This is a model built based on modelscope kantts/a finetune version of korean tts
Use modify_sr to change the sampling rate to 16000hz
Use korean_recognition to auto recognize korean
Use text2phone to change text to required form
cp the raw_metafile into the labeled file
python kantts/preprocess/data_process_korean.py --voice_input_dir data/hanyu2h_label --voice_output_dir data/hanyu2h_labeled --audio_config kantts/configs/audio_config_se_16k.yaml --speaker F7 --se_model speech_personal_sambert-hifigan_nsf_tts_zh-cn_pretrain_16k/basemodel_16k/speaker_embedding/se.model to extract the relevant features (need to edit the data_process_korean.py 113 the raw_metafile location and the audio_processor 717 the raw folder)
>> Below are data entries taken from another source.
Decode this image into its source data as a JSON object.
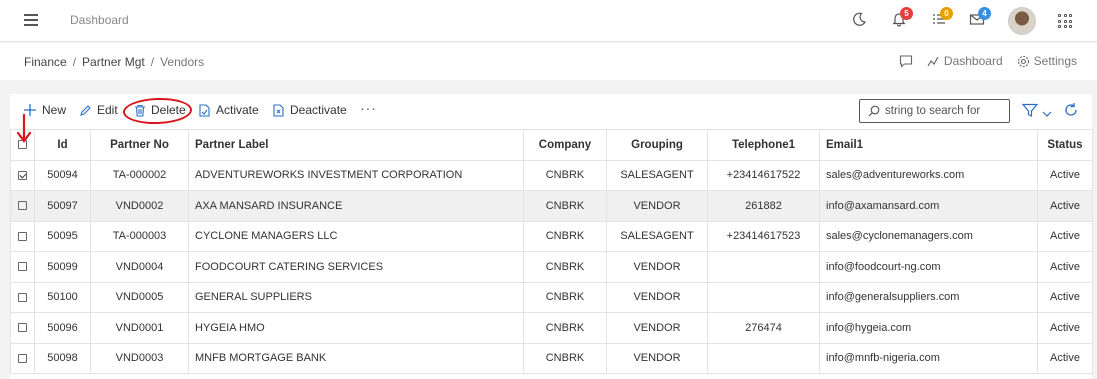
{
  "topbar": {
    "title": "Dashboard",
    "notifications_count": "5",
    "tasks_count": "0",
    "messages_count": "4",
    "badge_colors": {
      "notifications": "#e0423b",
      "tasks": "#e6a100",
      "messages": "#3b8fe0"
    }
  },
  "breadcrumb": {
    "items": [
      "Finance",
      "Partner Mgt",
      "Vendors"
    ],
    "dashboard_link": "Dashboard",
    "settings_link": "Settings"
  },
  "toolbar": {
    "new_label": "New",
    "edit_label": "Edit",
    "delete_label": "Delete",
    "activate_label": "Activate",
    "deactivate_label": "Deactivate",
    "more_label": "···",
    "search_placeholder": "string to search for",
    "annotation_color": "#d9161c"
  },
  "table": {
    "headers": [
      "Id",
      "Partner No",
      "Partner Label",
      "Company",
      "Grouping",
      "Telephone1",
      "Email1",
      "Status"
    ],
    "rows": [
      {
        "checked": true,
        "id": "50094",
        "partner_no": "TA-000002",
        "label": "ADVENTUREWORKS INVESTMENT CORPORATION",
        "company": "CNBRK",
        "grouping": "SALESAGENT",
        "telephone": "+23414617522",
        "email": "sales@adventureworks.com",
        "status": "Active"
      },
      {
        "checked": false,
        "id": "50097",
        "partner_no": "VND0002",
        "label": "AXA MANSARD INSURANCE",
        "company": "CNBRK",
        "grouping": "VENDOR",
        "telephone": "261882",
        "email": "info@axamansard.com",
        "status": "Active"
      },
      {
        "checked": false,
        "id": "50095",
        "partner_no": "TA-000003",
        "label": "CYCLONE MANAGERS LLC",
        "company": "CNBRK",
        "grouping": "SALESAGENT",
        "telephone": "+23414617523",
        "email": "sales@cyclonemanagers.com",
        "status": "Active"
      },
      {
        "checked": false,
        "id": "50099",
        "partner_no": "VND0004",
        "label": "FOODCOURT CATERING SERVICES",
        "company": "CNBRK",
        "grouping": "VENDOR",
        "telephone": "",
        "email": "info@foodcourt-ng.com",
        "status": "Active"
      },
      {
        "checked": false,
        "id": "50100",
        "partner_no": "VND0005",
        "label": "GENERAL SUPPLIERS",
        "company": "CNBRK",
        "grouping": "VENDOR",
        "telephone": "",
        "email": "info@generalsuppliers.com",
        "status": "Active"
      },
      {
        "checked": false,
        "id": "50096",
        "partner_no": "VND0001",
        "label": "HYGEIA HMO",
        "company": "CNBRK",
        "grouping": "VENDOR",
        "telephone": "276474",
        "email": "info@hygeia.com",
        "status": "Active"
      },
      {
        "checked": false,
        "id": "50098",
        "partner_no": "VND0003",
        "label": "MNFB MORTGAGE BANK",
        "company": "CNBRK",
        "grouping": "VENDOR",
        "telephone": "",
        "email": "info@mnfb-nigeria.com",
        "status": "Active"
      }
    ]
  }
}
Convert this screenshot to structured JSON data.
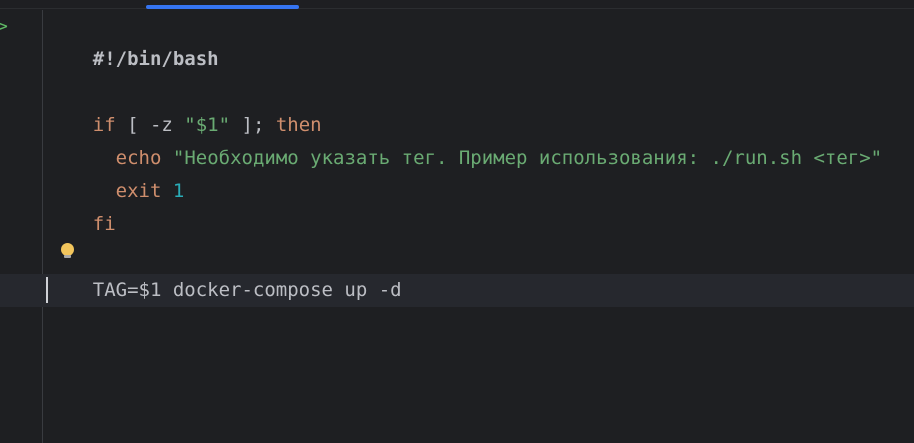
{
  "editor": {
    "lines": {
      "l1": {
        "shebang": "#!/bin/bash"
      },
      "l3": {
        "if_kw": "if",
        "cond_open": " [ -z ",
        "arg": "\"$1\"",
        "cond_close": " ]; ",
        "then_kw": "then"
      },
      "l4": {
        "indent": "  ",
        "echo_kw": "echo",
        "space": " ",
        "message": "\"Необходимо указать тег. Пример использования: ./run.sh <тег>\""
      },
      "l5": {
        "indent": "  ",
        "exit_kw": "exit",
        "space": " ",
        "code": "1"
      },
      "l6": {
        "fi_kw": "fi"
      },
      "l8": {
        "command": "TAG=$1 docker-compose up -d"
      }
    },
    "icons": {
      "run": "run-gutter-icon",
      "bulb": "lightbulb-icon"
    },
    "colors": {
      "background": "#1e1f22",
      "keyword": "#cf8e6d",
      "string": "#6aab73",
      "number": "#2aacb8",
      "text": "#bcbec4",
      "current_line": "#26282e",
      "tab_indicator": "#3574f0"
    }
  }
}
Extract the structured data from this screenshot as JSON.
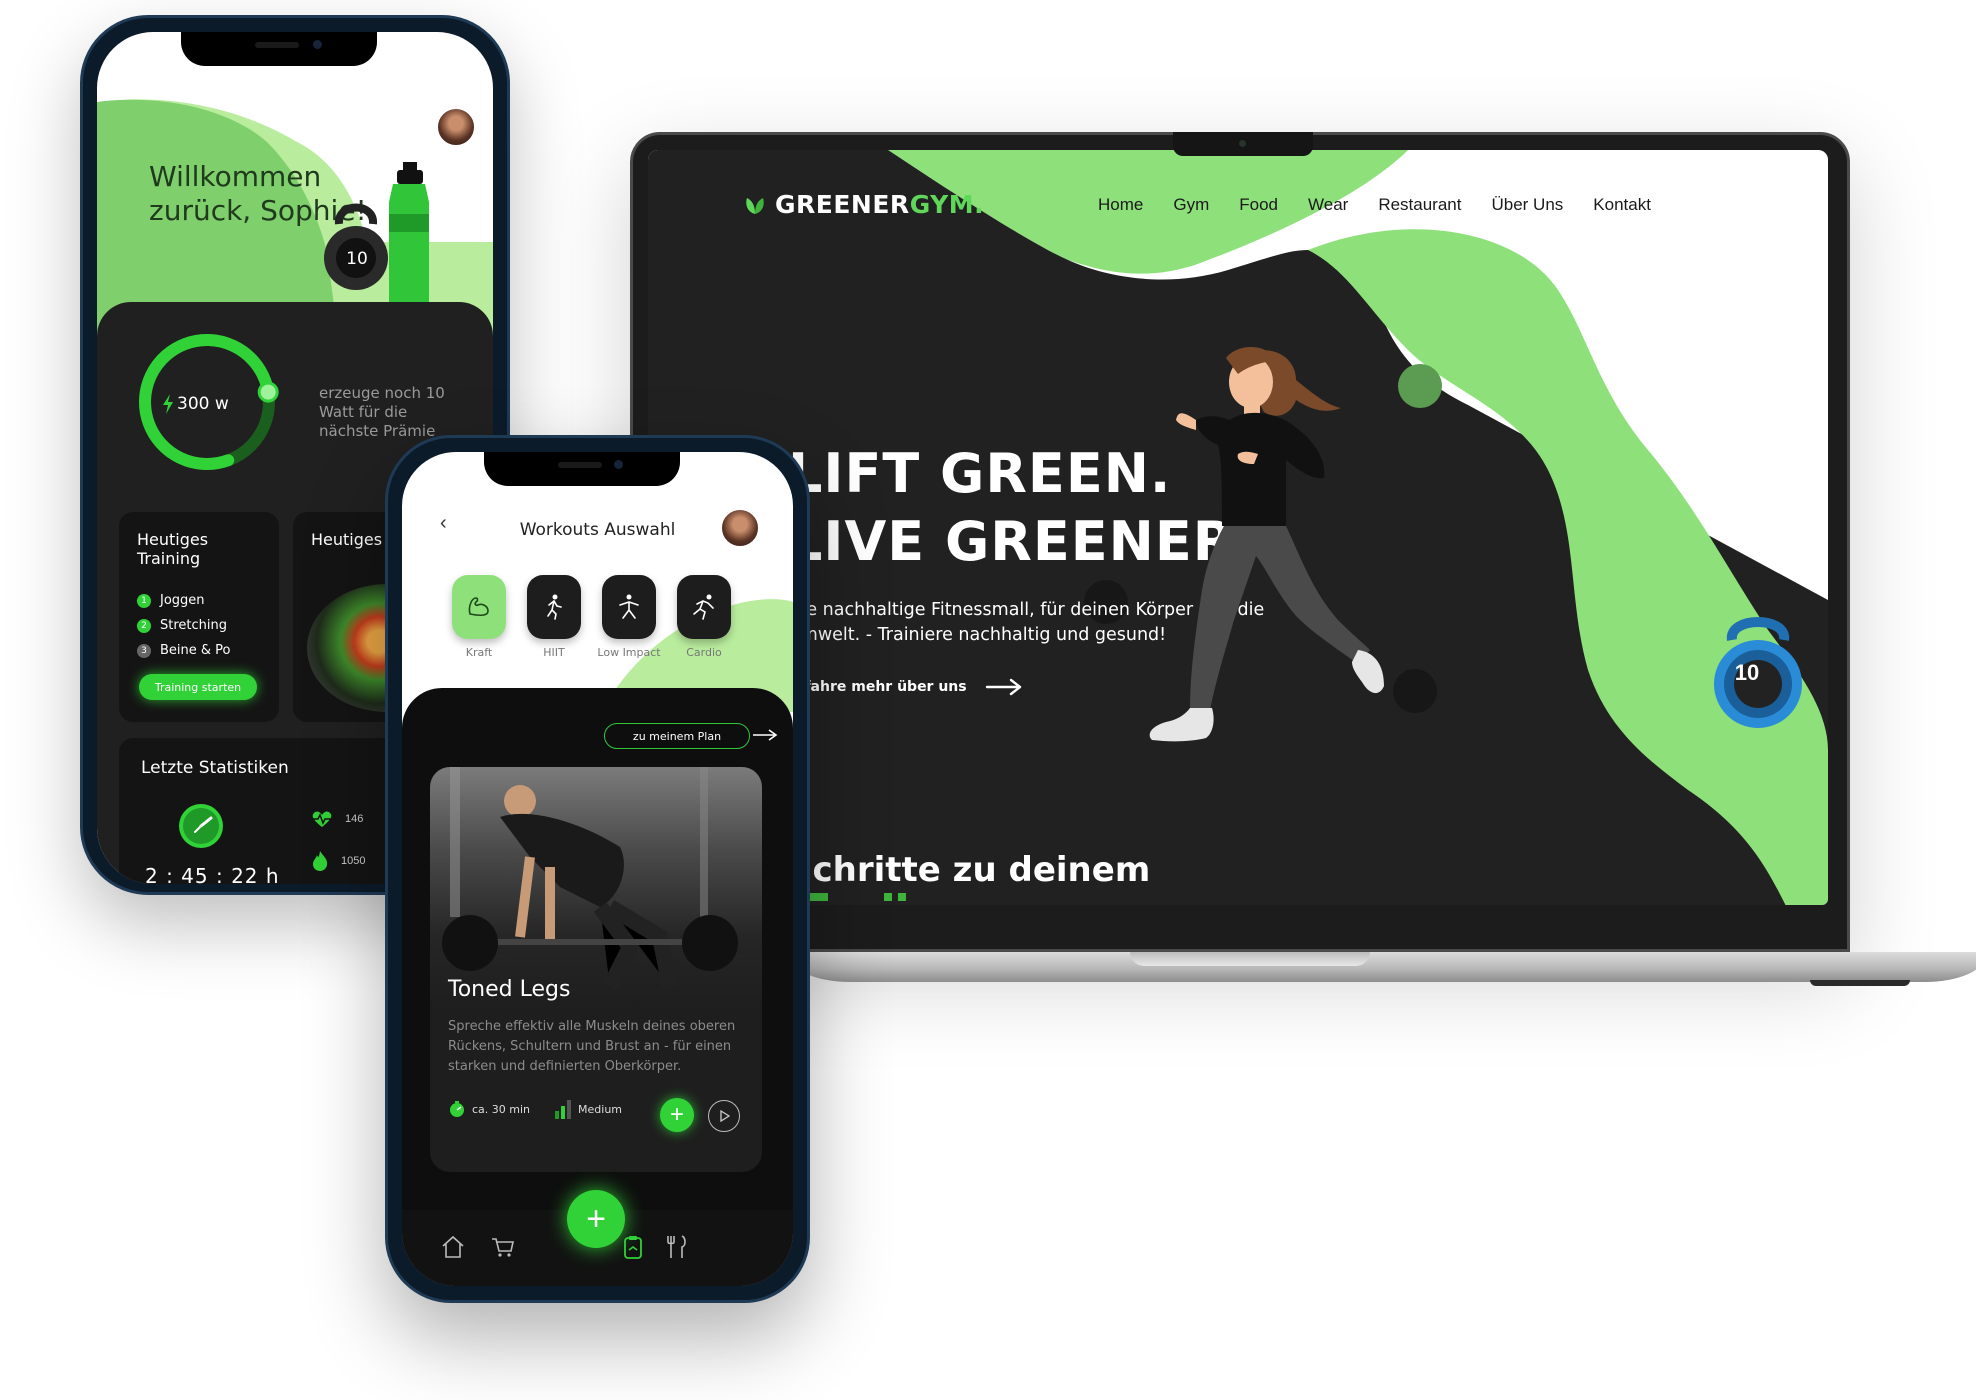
{
  "website": {
    "logo": {
      "part1": "GREENER",
      "part2": "GYM.",
      "brand_green": "#5fd85a"
    },
    "nav": [
      "Home",
      "Gym",
      "Food",
      "Wear",
      "Restaurant",
      "Über Uns",
      "Kontakt"
    ],
    "hero": {
      "title_line1": "LIFT GREEN.",
      "title_line2": "LIVE GREENER.",
      "subtitle": "Die nachhaltige Fitnessmall, für deinen Körper und die Umwelt. - Trainiere nachhaltig und gesund!",
      "link": "Erfahre mehr über uns"
    },
    "section_title": "Schritte zu deinem",
    "kettlebell_number": "10",
    "colors": {
      "dark": "#212121",
      "green": "#8ee07a",
      "deep_green": "#5c9b52"
    }
  },
  "dashboard_app": {
    "greeting": "Willkommen zurück, Sophie!",
    "kettlebell_number": "10",
    "power": {
      "value_label": "300 w",
      "note": "erzeuge noch 10 Watt für die nächste Prämie",
      "progress": 0.78
    },
    "training_card": {
      "title": "Heutiges Training",
      "items": [
        {
          "num": "1",
          "label": "Joggen",
          "done": true
        },
        {
          "num": "2",
          "label": "Stretching",
          "done": true
        },
        {
          "num": "3",
          "label": "Beine & Po",
          "done": false
        }
      ],
      "button": "Training starten"
    },
    "food_card": {
      "title": "Heutiges Essen"
    },
    "stats": {
      "title": "Letzte Statistiken",
      "time": "2 : 45 : 22 h",
      "stat1": "146",
      "stat2": "1050"
    }
  },
  "workout_app": {
    "header_title": "Workouts Auswahl",
    "categories": [
      {
        "label": "Kraft",
        "icon": "muscle-icon",
        "active": true
      },
      {
        "label": "HIIT",
        "icon": "hiit-icon",
        "active": false
      },
      {
        "label": "Low Impact",
        "icon": "low-impact-icon",
        "active": false
      },
      {
        "label": "Cardio",
        "icon": "cardio-icon",
        "active": false
      }
    ],
    "plan_button": "zu meinem Plan",
    "workout": {
      "title": "Toned Legs",
      "description": "Spreche effektiv alle Muskeln deines oberen Rückens, Schultern und Brust an - für einen starken und definierten Oberkörper.",
      "duration": "ca. 30 min",
      "level": "Medium"
    }
  }
}
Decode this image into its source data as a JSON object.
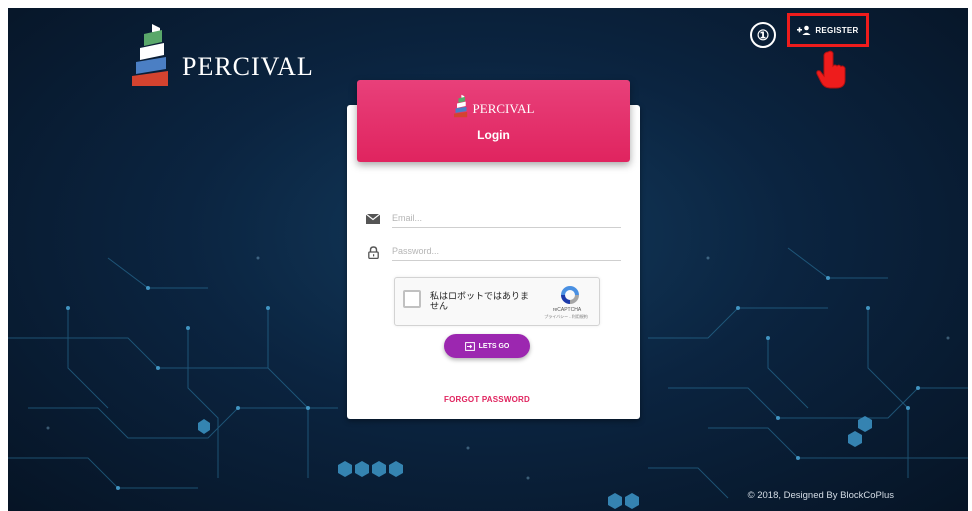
{
  "brand": {
    "name": "PERCIVAL"
  },
  "annotation": {
    "step": "①"
  },
  "register": {
    "label": "REGISTER"
  },
  "login_card": {
    "brand": "PERCIVAL",
    "title": "Login",
    "email_placeholder": "Email...",
    "password_placeholder": "Password...",
    "recaptcha": {
      "label": "私はロボットではありません",
      "brand": "reCAPTCHA",
      "links": "プライバシー - 利用規約"
    },
    "submit_label": "LETS GO",
    "forgot_label": "FORGOT PASSWORD"
  },
  "footer": {
    "text": "© 2018, Designed By BlockCoPlus"
  },
  "colors": {
    "header_pink": "#e0245f",
    "button_purple": "#9c27b0",
    "annotation_red": "#ee1c1c",
    "background_navy": "#0b2440"
  },
  "icons": [
    "percival-logo-icon",
    "add-user-icon",
    "pointing-hand-icon",
    "envelope-icon",
    "lock-icon",
    "recaptcha-icon",
    "login-icon"
  ]
}
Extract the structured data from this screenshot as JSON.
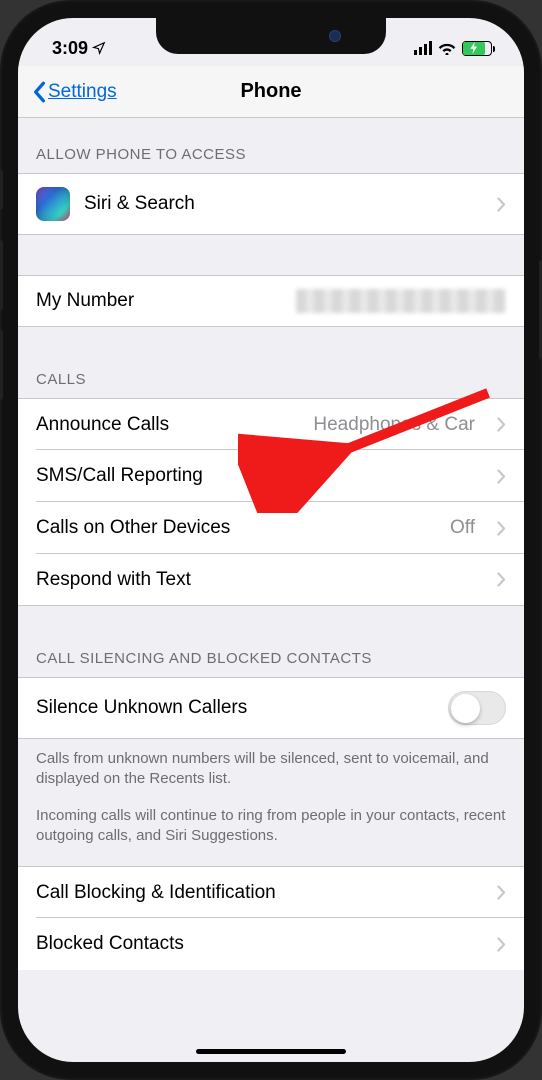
{
  "status": {
    "time": "3:09"
  },
  "header": {
    "back_label": "Settings",
    "title": "Phone"
  },
  "sections": {
    "access": {
      "header": "ALLOW PHONE TO ACCESS",
      "siri_label": "Siri & Search"
    },
    "my_number": {
      "label": "My Number"
    },
    "calls": {
      "header": "CALLS",
      "announce_label": "Announce Calls",
      "announce_value": "Headphones & Car",
      "sms_label": "SMS/Call Reporting",
      "other_devices_label": "Calls on Other Devices",
      "other_devices_value": "Off",
      "respond_label": "Respond with Text"
    },
    "silencing": {
      "header": "CALL SILENCING AND BLOCKED CONTACTS",
      "silence_label": "Silence Unknown Callers",
      "silence_on": false,
      "footer1": "Calls from unknown numbers will be silenced, sent to voicemail, and displayed on the Recents list.",
      "footer2": "Incoming calls will continue to ring from people in your contacts, recent outgoing calls, and Siri Suggestions.",
      "blocking_label": "Call Blocking & Identification",
      "blocked_contacts_label": "Blocked Contacts"
    }
  }
}
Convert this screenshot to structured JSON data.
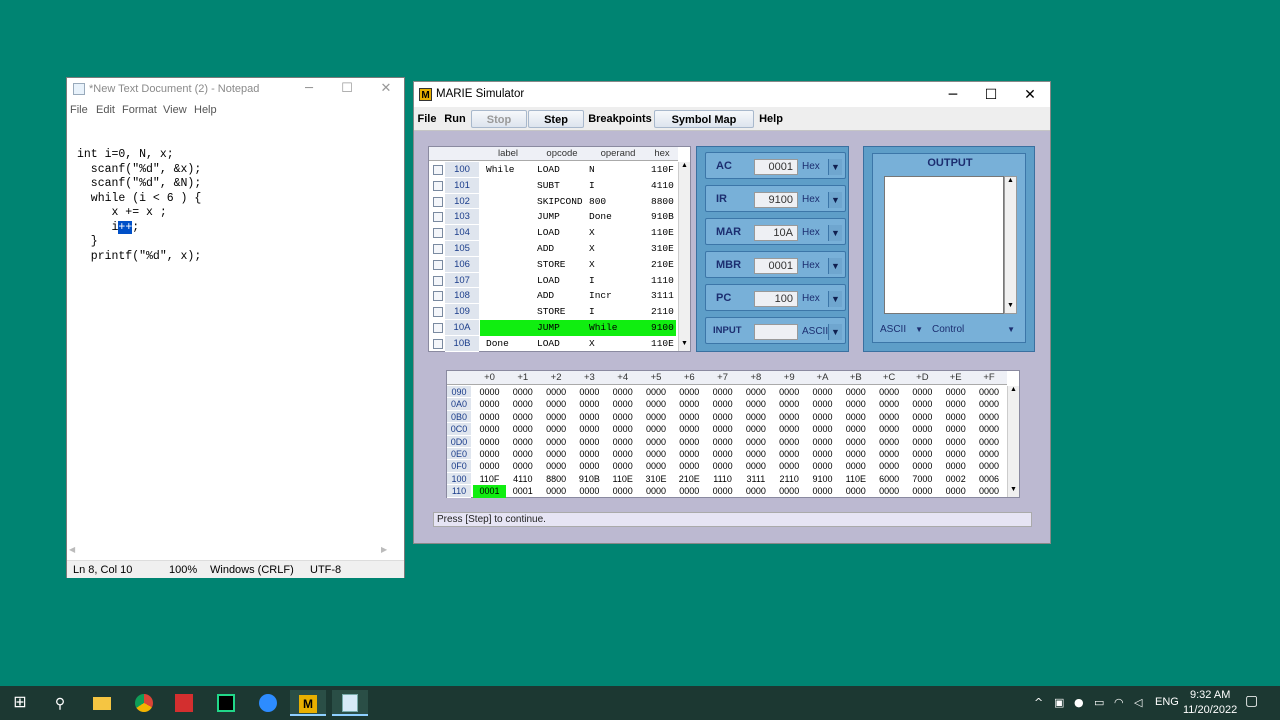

edit the am_train file using raw_metafile
CUDA_VISIBLE_DEVICES=1,2 python kantts/bin/train_sambert.py --model_config speech_sambert-hifigan_tts_kyong_Korean_16k/basemodel_16k/sambert/config.yaml --root_dir data/hanyu_label data/tts1_label data/kss_label --stage_dir training_stage/test_male_ptts_sambert_ckpt --resume_path speech_sambert-hifigan_tts_kyong_Korean_16k/basemodel_16k/sambert/ckpt/checkpoint_630000.pth
Preprocess korean dataset as shown in training process for sambert, run the following command to train hifigan for your own voice
CUDA_VISIBLE_DEVICES=2 python kantts/bin/train_hifigan.py --model_config speech_sambert-hifigan_tts_kyong_Korean_16k/basemodel_16k/hifigan/config.yaml --root_dir data/korean_labeled --stage_dir training_stage_hifigan --resume_path speech_sambert-hifigan_tts_kyong_Korean_16k/basemodel_16k/hifigan/ckpt/checkpoint_160000.pth
You can download the pretrain korean model from modelscope (https://modelscope.cn/models/speech_tts/speech_sambert-hifigan_tts_kyong_Korean_16k/files)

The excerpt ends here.